Rabbi Emeritus Barry Friedman, who served as spiritual leader of Temple B’nai Abraham from 1977-1999 passed away on Monday. He was 78 years old.
Rabbi Friedman had been involved with Temple B'nai Abraham since 1959. He joined the synogogue as Youth Director and teacher before his travels took him to Fairmount Temple, just outside of Cleveland, where he became an assistant Rabbi to Rabbi Arthur Lelyveld.
Friedman returned to Livingston in 1968 and rejoined the synogogue as an Associate Rabbi to Dr. Joachim Prinz.
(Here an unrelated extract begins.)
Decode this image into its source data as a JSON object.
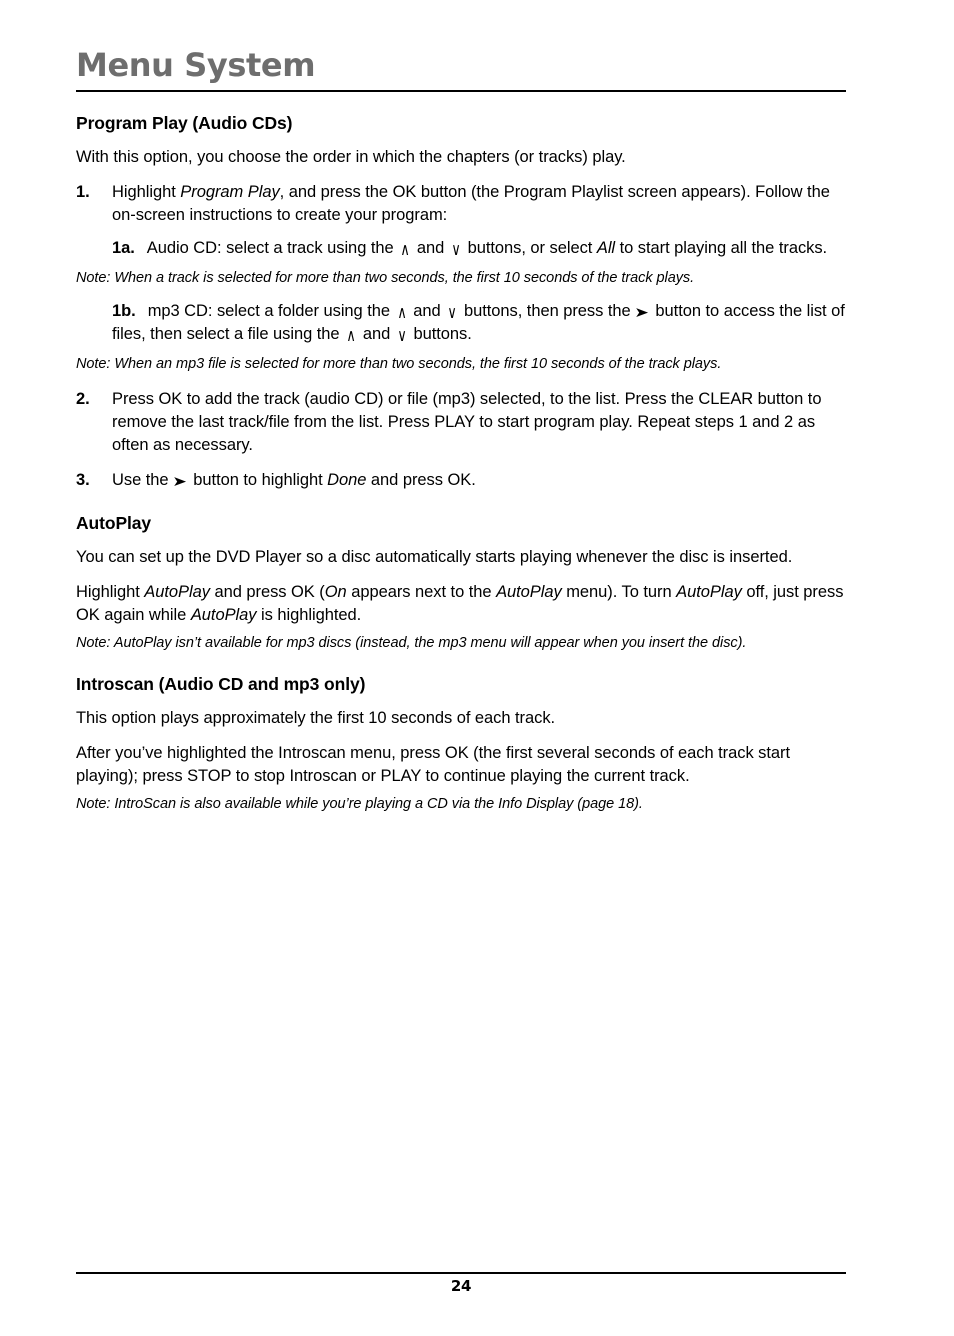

Friedman was promoted to Senior Rabbi in 1977 and then Rabbi Emeritus in 1999.
A Philadelphia native, Rabbi Friedman received his BA and BHL degrees at Yeshiva University. He studied at Machon L’Madrichai Chutz La’Aretz in Jerusalem and was ordained at Hebrew Union College-Jewish Institute of Religion in New York. After ordination he pursued Doctoral Studies at Drew University, and St. Mary’s Ecumenical Institute in Baltimore.
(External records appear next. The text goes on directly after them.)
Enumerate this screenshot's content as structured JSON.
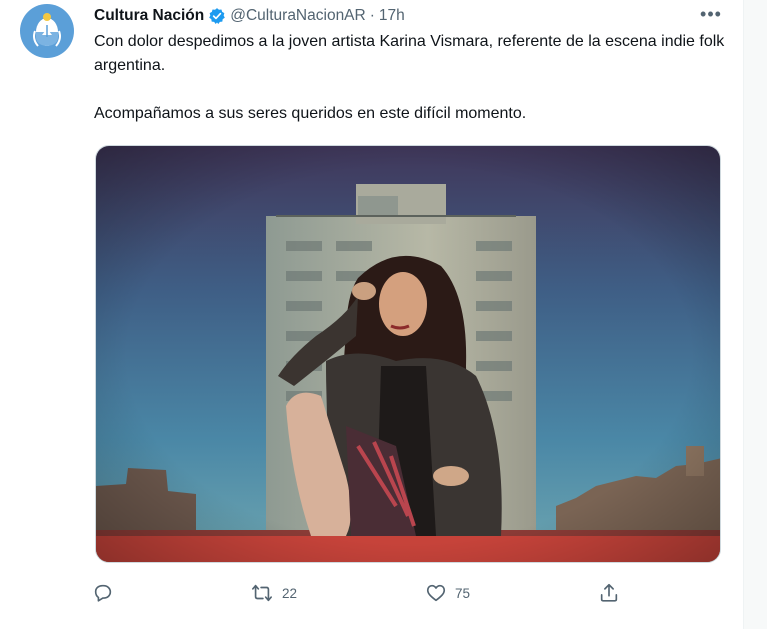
{
  "tweet": {
    "author_name": "Cultura Nación",
    "handle": "@CulturaNacionAR",
    "separator": "·",
    "time": "17h",
    "more_label": "•••",
    "paragraphs": [
      "Con dolor despedimos a la joven artista Karina Vismara, referente de la escena indie folk argentina.",
      "Acompañamos a sus seres queridos en este difícil momento."
    ],
    "media": {
      "description": "Photo of a young woman with long dark hair sitting on a rooftop in front of an apartment tower at sunset"
    },
    "actions": {
      "reply_count": "",
      "retweet_count": "22",
      "like_count": "75"
    }
  },
  "icons": {
    "avatar": "argentina-coat-of-arms-icon",
    "verified": "verified-badge-icon",
    "reply": "reply-icon",
    "retweet": "retweet-icon",
    "like": "heart-icon",
    "share": "share-icon",
    "more": "more-options-icon"
  },
  "colors": {
    "avatar_bg": "#5b9fd8",
    "verified": "#1d9bf0",
    "secondary_text": "#536471",
    "primary_text": "#0f1419"
  }
}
As an undergraduate he was Executive Director of the New Jersey Zionist Youth Commission and Assistant to the Director of the Philadelphia region of the State of Israel Bonds. Rabbi Friedman wrote numerous highly regarded services commemorating holidays and historic events, and the Siddur Or Chadash—New Light prayer book.
Rabbi Friedman, in his tenure as Senior Rabbi of Temple B’nai Abraham, led his congregation in its commitment to Zionism, commitment to the highest ethical and aesthetic standards of Jewish liturgy and education, commitment to the well-being of the Jewish people as well as its commitment to the entire community. He helped the congregation retain its unique and independent identity. As its spiritual leader, he was a warm, compassionate and effective friend who cushioned the vicissitudes and heightened the joys of the congregation’s life cycle events.
He lived a life of active involvement in the cause for peace, social justice and human rights. As president of the Jewish Peace Fellowship, as Board member of the Citizens Council for Human Rights, as Chairperson of Clergy and Laymen Concerned About Vietnam and as a member of the Joint Chaplaincy Commission, Barry Friedman was a determined voice for understanding among all people, for “Tikkun Olam,” the universe, both in the inner community of Judaism as well as the world community
Rabbi Friedman is survived by his wife, Irene, and their three grown children, Aryeh, Adina and Aviva, and four grandchildren, Nevona, Nadav, Elza Ruti and Zev.
The funeral will be held on Thursday, October 11 at 11 a.m. at Temple B'nai Anbraham. Friedman will then be interred at Beth Israel Cemetery.